Question

The frequency corresponding to the wavelengths $4000{A^0}$ is :
A. $6.5 \times {10^{14}}{s^{ - 1}}$
B. $7.5 \times {10^{14}}{s^{ - 1}}$
C. $5.5 \times {10^{14}}{s^{ - 1}}$
D. $4.5 \times {10^{14}}{s^{ - 1}}$

Answer 1

Hint: All electromagnetic waves travel with the same speed of $3 \times {10^8}$ m/s. Although not mentioned, waves with such low wavelengths could be interpreted as electromagnetic waves. Use $c = \lambda \times \nu $ to find the frequency.

Complete step by step solution:
We know the wavelength of a wave is the length of one complete wave cycle. Waves have a periodic /repeating pattern. It repeats itself. The length of one such wave cycle is called wavelength.

Wavelength can be easily measured by finding the distance between two adjacent crests or trough. Crests are the point in the wave cycle with maximum displacement from equilibrium. And troughs are the point of minimum displacement. In a wave cycle both will have equal magnitude but have opposite signs since the direction is different. It can also be measured as a distance between a point and corresponding point on the next wave cycle (like CD from the figure).

Here in the figure we can see that the length AD represents one wavelength.

Frequency denotes the number of wave cycles in one second.

Frequency is calculated by $\dfrac{1}{T}$ where $T$ is the time period of the wave that is the time required to complete one wave cycle.

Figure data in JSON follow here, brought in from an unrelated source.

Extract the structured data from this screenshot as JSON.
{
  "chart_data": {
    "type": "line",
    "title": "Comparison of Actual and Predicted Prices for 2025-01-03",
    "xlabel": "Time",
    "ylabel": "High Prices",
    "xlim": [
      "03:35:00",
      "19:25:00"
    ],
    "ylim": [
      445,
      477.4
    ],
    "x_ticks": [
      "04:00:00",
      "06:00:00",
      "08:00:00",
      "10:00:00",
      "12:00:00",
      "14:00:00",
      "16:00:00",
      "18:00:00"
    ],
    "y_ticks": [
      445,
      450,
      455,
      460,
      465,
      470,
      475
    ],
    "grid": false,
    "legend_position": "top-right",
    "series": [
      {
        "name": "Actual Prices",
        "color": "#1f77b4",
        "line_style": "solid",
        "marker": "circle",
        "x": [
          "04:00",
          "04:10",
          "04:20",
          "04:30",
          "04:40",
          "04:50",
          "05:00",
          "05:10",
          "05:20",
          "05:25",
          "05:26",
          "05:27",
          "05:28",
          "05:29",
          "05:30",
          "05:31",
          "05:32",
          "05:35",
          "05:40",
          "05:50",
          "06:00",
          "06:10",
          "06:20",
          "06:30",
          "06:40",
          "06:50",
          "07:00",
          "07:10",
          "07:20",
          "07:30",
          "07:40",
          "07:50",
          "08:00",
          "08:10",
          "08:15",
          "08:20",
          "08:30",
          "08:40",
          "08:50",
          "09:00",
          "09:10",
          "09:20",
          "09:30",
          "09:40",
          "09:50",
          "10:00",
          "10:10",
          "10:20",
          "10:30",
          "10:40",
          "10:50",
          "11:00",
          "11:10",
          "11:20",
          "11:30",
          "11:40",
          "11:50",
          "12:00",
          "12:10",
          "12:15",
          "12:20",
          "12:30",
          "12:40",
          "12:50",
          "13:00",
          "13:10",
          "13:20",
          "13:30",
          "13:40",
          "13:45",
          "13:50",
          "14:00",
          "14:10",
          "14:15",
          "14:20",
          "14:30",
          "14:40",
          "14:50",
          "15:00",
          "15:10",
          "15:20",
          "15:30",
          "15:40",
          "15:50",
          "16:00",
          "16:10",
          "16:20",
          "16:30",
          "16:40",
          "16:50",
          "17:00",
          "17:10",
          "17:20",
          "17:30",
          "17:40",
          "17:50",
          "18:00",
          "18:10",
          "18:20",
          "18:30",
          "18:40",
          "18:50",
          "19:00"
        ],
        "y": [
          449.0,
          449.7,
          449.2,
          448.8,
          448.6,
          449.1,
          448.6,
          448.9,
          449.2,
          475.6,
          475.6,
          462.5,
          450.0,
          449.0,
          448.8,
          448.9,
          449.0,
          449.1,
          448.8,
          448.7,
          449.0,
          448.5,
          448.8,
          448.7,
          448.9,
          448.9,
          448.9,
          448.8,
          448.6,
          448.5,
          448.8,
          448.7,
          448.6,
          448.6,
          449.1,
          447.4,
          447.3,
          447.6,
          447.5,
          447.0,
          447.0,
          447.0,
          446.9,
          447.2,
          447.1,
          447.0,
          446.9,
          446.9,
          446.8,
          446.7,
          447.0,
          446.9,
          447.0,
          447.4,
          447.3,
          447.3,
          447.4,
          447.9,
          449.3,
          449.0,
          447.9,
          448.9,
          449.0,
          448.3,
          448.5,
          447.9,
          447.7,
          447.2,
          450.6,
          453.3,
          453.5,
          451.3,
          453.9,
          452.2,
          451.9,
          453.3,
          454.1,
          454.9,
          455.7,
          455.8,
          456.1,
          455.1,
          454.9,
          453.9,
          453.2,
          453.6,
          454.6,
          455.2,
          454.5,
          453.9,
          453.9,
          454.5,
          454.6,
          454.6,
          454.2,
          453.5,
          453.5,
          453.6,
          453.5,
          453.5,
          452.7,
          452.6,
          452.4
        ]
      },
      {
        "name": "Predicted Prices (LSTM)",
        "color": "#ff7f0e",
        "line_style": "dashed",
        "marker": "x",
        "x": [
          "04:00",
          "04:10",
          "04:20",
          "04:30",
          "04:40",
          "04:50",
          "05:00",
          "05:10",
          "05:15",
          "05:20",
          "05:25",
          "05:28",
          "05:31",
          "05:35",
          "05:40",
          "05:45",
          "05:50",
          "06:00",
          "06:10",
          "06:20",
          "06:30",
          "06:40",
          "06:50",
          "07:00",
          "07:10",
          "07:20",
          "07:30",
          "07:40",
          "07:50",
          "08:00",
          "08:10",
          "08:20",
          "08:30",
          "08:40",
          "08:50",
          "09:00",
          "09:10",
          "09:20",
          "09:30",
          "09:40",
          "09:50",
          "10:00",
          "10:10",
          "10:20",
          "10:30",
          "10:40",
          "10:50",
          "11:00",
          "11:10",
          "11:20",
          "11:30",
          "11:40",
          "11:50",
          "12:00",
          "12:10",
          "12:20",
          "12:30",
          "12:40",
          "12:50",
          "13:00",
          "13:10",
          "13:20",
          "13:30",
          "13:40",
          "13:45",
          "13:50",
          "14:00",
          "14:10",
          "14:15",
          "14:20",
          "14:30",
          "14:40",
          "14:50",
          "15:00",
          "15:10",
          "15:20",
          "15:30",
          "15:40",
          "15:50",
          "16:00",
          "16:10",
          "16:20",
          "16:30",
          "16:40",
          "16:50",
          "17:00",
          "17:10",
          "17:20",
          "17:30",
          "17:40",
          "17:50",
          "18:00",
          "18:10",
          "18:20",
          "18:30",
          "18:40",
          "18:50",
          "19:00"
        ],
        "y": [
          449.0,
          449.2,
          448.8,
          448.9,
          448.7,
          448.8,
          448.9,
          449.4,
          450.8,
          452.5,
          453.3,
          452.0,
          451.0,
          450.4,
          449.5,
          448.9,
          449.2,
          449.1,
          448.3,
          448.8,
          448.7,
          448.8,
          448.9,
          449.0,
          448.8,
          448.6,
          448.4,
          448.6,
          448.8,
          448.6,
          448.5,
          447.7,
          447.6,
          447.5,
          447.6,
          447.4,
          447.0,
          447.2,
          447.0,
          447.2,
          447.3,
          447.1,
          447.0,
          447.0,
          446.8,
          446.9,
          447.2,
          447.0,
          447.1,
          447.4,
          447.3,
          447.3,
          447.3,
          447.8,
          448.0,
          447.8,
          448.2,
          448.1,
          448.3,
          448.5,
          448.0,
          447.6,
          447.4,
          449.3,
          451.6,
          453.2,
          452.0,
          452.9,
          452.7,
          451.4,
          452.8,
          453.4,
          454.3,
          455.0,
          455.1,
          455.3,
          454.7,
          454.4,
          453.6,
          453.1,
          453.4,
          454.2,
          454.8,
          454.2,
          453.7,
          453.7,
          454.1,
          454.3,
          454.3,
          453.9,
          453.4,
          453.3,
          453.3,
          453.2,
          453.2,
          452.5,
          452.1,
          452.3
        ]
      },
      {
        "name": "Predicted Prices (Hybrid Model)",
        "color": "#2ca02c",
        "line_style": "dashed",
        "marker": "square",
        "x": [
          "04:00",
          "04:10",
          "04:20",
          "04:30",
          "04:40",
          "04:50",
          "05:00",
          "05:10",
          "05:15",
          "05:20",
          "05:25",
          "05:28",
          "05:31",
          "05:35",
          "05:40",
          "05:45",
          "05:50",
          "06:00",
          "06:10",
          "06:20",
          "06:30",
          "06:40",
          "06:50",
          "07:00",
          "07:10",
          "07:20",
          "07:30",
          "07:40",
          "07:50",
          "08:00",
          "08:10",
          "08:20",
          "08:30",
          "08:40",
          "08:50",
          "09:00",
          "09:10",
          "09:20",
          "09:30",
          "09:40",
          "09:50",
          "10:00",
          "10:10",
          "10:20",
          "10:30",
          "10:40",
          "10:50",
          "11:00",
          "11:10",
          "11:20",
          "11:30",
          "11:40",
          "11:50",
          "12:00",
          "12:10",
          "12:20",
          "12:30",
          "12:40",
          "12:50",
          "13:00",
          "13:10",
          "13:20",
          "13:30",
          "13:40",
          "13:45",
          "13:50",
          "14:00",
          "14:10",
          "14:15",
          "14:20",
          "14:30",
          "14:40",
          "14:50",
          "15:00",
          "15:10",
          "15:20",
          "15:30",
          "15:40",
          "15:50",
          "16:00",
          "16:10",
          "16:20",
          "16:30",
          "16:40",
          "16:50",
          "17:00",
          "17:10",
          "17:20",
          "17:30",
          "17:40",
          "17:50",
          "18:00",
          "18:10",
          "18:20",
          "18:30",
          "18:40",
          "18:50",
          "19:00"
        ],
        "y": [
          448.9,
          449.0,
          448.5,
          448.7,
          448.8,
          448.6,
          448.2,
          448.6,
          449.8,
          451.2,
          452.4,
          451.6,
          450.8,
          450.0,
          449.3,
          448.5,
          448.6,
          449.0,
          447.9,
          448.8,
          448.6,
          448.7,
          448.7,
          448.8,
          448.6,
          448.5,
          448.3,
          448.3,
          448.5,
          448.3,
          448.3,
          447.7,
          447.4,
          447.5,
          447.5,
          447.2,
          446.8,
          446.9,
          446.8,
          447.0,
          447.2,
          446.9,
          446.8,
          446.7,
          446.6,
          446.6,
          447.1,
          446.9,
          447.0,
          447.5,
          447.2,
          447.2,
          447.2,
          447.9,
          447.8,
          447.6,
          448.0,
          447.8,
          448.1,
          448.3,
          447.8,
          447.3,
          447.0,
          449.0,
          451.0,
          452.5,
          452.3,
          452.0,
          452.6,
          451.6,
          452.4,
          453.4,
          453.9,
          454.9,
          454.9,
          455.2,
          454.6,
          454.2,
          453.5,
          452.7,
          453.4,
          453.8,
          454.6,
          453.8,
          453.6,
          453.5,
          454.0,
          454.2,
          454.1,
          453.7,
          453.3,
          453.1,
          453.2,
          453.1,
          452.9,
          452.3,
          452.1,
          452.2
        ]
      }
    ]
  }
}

As we know all electromagnetic waves travel with a speed of $3 \times {10^8}$ m/s

$c = \dfrac{\lambda }{T}$
$c = \lambda \times \nu $

Substituting $c = 3 \times {10^8}$ m/s and $\lambda = 4000 \times {10^{ - 10}}m$
$1{A^0} = {10^{ - 10}}m$
$3 \times {10^8} = 4000 \times {10^{ - 10}} \times \nu $

$\nu = \dfrac{{3 \times {{10}^8}}}{{4000 \times {{10}^{ - 10}}}} = \dfrac{3}{4} \times {10^{15}}$

$\nu = 0.75 \times {10^{15}}$
$\nu = 7.5 \times {10^{14}}$

Additional Knowledge:
The speed of a wave need not always be a constant independent of frequency and wavelength. Even in the case of light travelling through glass, we see that different wavelengths have different refractive indices, which implies different speeds. This is called dispersion. Dispersion is the reason for splitting of white light when passed through prism, formation of rainbows, acceleration of pulses in vertical strings and much more.

Note: Only electromagnetic waves travel with speed of $3 \times {10^8}$m/s. The general equation is $v = \lambda \times \nu $ where v is the speed of the wave. Here we have assumed it to be electromagnetic waves because of its very short wavelength.